The Black Angels
Hanni El Khatib, Wall of Death
2706 Olive St
Saint Louis, MO, 63103
Doors 7:30 PM / Show 8:30 PM
This event is all ages
The Black Angels
Since Aristotle, man has organized his knowledge vertically in separate and unrelated groups---Science, Religion, Sex, Relaxation, Work, etc. The main emphasis in his language, his system of storing knowledge, has been on the identification of objects rather than on the relationships between objects. He is now forced to use his tools or reasoning separately and for one situation at a time. Had man been able to see past this hypnotic way of thinking, to distrust it (as did Einstein), and to resystematize his knowledge so that it would all be related horizontally, he would now enjoy the perfect sanity which comes from being able to deal with his life in its entirety.
It is possible for Man to alter his mental state and thus alter his point of view (that is, his own basic relation with the outside world which determines how he stores his information). He then can restructure his thinking and change his language so that his thoughts bear more relation to his life and his problems, therefore approaching them more sanely.
It is this quest for pure sanity that forms the basis of The Black Angels.
Hanni El Khatib
Hanni grew up in San Franscisco, California. The son of Palestinian and Filipino immigrants and the first American in his family, he became obsessed with classic Americana and pop culture of the 1950s and 60s. Influenced by pioneers of early rock and r&b (Johnny Burnette, Sam Cooke, Johnny Cash), El Khatib created a musical aesthetic to match his vision. The multi-instrumentalist serves as singer, songwriter & producer for his one-man band (live he is joined by a drummer) that is part blues, part garage rock, part soul, part folk & part doo whop.

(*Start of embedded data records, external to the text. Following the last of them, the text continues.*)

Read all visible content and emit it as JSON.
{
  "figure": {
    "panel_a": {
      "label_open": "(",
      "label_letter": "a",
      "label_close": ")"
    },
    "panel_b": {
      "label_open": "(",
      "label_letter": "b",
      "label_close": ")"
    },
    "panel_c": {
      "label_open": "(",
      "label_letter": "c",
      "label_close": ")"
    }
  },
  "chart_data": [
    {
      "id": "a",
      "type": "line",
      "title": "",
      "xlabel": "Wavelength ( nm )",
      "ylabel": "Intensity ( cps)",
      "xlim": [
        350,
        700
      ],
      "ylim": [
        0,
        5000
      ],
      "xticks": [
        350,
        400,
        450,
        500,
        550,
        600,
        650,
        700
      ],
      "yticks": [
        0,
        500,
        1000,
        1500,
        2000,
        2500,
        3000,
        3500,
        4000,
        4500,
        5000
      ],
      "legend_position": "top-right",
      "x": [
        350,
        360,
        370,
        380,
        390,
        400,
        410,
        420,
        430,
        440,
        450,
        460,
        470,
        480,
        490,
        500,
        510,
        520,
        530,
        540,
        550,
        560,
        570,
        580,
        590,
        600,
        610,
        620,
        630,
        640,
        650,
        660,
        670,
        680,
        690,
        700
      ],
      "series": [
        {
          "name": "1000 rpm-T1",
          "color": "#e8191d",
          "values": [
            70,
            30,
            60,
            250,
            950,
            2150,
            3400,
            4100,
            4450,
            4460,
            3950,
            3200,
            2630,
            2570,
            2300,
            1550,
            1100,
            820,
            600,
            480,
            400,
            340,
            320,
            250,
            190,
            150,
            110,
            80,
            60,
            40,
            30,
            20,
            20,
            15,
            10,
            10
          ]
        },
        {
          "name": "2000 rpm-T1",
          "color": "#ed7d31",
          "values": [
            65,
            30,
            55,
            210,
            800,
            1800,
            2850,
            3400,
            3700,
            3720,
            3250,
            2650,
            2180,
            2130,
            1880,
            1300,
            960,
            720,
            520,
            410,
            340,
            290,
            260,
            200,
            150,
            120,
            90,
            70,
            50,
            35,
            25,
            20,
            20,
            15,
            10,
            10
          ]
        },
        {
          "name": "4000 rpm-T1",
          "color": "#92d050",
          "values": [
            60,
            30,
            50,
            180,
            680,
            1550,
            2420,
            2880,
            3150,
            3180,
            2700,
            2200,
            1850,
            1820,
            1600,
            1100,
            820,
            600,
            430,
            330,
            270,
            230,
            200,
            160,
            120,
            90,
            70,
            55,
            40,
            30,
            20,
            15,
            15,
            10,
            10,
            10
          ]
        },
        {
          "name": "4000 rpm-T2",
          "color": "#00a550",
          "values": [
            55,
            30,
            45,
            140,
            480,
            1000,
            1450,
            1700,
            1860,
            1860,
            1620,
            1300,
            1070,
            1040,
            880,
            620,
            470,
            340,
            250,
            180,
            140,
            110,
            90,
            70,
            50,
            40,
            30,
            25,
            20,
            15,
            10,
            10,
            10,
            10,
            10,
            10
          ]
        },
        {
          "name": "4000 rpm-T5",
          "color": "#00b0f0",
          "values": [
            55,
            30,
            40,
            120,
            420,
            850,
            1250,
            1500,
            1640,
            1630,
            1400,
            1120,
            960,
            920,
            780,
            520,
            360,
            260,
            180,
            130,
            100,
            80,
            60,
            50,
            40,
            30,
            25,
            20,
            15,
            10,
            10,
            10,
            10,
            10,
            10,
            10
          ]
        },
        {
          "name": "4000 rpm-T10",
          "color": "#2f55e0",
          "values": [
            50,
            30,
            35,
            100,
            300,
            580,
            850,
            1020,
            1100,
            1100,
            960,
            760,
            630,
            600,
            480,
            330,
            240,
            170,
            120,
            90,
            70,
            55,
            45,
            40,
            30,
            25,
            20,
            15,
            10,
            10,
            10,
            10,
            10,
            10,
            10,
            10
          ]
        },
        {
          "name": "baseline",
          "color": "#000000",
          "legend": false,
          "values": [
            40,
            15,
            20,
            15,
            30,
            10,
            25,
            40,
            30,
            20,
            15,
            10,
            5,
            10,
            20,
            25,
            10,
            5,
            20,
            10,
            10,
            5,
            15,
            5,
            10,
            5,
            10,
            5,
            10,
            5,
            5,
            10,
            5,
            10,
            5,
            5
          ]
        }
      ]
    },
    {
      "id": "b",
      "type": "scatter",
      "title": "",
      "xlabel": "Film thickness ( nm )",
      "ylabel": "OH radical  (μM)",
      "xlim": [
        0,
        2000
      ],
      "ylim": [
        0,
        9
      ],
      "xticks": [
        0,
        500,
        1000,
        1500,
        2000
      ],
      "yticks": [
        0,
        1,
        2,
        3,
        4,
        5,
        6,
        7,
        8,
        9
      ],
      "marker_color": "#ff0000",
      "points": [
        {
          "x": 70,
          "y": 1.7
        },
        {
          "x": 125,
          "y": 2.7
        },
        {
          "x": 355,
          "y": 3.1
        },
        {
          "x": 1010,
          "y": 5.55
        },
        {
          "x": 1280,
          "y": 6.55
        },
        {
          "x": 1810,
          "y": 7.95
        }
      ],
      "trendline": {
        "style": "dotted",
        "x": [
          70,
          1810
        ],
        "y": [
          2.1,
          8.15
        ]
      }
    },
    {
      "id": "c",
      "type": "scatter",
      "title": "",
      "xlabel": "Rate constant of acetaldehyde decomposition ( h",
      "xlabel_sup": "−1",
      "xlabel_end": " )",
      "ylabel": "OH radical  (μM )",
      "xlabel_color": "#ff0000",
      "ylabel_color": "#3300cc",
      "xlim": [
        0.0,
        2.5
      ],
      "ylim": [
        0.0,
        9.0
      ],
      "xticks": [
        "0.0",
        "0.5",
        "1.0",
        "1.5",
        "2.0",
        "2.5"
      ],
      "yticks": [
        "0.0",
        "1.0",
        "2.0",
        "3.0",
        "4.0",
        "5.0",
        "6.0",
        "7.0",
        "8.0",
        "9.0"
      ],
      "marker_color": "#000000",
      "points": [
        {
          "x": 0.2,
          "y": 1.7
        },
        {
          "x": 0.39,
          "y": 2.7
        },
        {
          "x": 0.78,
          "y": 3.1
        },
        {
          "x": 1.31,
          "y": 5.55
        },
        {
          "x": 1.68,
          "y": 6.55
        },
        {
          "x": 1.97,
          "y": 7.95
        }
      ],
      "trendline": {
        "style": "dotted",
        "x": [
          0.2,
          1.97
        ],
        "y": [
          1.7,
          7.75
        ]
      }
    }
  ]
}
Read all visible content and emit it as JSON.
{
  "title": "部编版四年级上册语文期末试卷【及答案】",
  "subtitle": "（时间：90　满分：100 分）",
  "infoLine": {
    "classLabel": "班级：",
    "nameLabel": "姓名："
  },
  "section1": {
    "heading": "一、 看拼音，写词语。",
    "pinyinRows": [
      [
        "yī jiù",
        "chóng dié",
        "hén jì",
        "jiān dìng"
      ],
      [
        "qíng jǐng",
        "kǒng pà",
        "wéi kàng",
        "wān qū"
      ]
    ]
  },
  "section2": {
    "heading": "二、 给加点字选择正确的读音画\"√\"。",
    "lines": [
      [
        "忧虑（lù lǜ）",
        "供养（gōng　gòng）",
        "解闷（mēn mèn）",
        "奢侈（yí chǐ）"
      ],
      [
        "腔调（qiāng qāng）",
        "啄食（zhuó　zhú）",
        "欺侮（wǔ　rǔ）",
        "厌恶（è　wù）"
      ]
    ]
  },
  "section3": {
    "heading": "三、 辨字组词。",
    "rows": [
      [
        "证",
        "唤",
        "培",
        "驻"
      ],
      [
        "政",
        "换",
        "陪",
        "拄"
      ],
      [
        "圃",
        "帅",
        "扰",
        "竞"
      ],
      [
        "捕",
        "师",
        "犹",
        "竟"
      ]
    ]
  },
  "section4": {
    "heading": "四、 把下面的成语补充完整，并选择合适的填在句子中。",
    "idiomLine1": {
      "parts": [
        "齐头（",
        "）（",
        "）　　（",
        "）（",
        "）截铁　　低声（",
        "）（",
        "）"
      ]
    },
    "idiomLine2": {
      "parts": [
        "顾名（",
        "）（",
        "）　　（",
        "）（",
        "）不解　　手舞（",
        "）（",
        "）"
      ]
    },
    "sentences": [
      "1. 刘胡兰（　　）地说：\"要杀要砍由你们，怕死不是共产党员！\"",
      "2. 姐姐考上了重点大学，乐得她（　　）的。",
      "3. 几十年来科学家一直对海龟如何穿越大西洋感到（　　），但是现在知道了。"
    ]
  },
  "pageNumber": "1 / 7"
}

As the creative director for HUF and lifelong skater, El Khatib professes to a love for well-crafted objects: classsic cars, cans pomade and stiletto switchblades. This craftsmanship carries over into his music, where El Khatib is inspired and informed by the specificity of a guitar tone or the fuzziness of an amp sound . His background in DIY and skate culture manifests as a desire to "keep mistakes in" and make things "as raw as possible." Merging primitive rock sounds with punk aesthetics, El Khatib toes lines between all genres and ends up firmly in his own.
His diverse interests in music, zines, art, photography, and film, converge around his singular personal aesthetic, which reveals itself in all of El Khatib's work. Combining the old weird America with the brave new frontier of home recording, El Khatib bridges the past and the present to create music that already sounds timeless and were written for anyone who's ever been shot or hit by a train.
Wall of Death
Wall of Death, together since April 2010, is now ranked among the principal exponents of the new European post-psychedelic rock scene.
Inspired by the scintillating understatement of the Velvet Underground, the esthetics of Pink Floyd, the stridency of Neu and the Silver Apples, this trio of Gabriel (vocals, guitar, sitar), Brice (keyboard, vocals) and Adam (drums) draws us into their somber, troubling world of uncertainty, perpetually seeking the keys to its future in the ruins of the past.
With roots extending from America to old-world European culture, Wall of Death creates a sound that is powerful, heavy, haunting and visionary.
A synthesizer reaching deep into the bass register, an acid-tinged guitar drenched with echo, a warm-toned organ and violent drums combine with voices that range from soaring to fathomless, creating a masochistic yet flamboyant universe in which this group heals its collective wounds.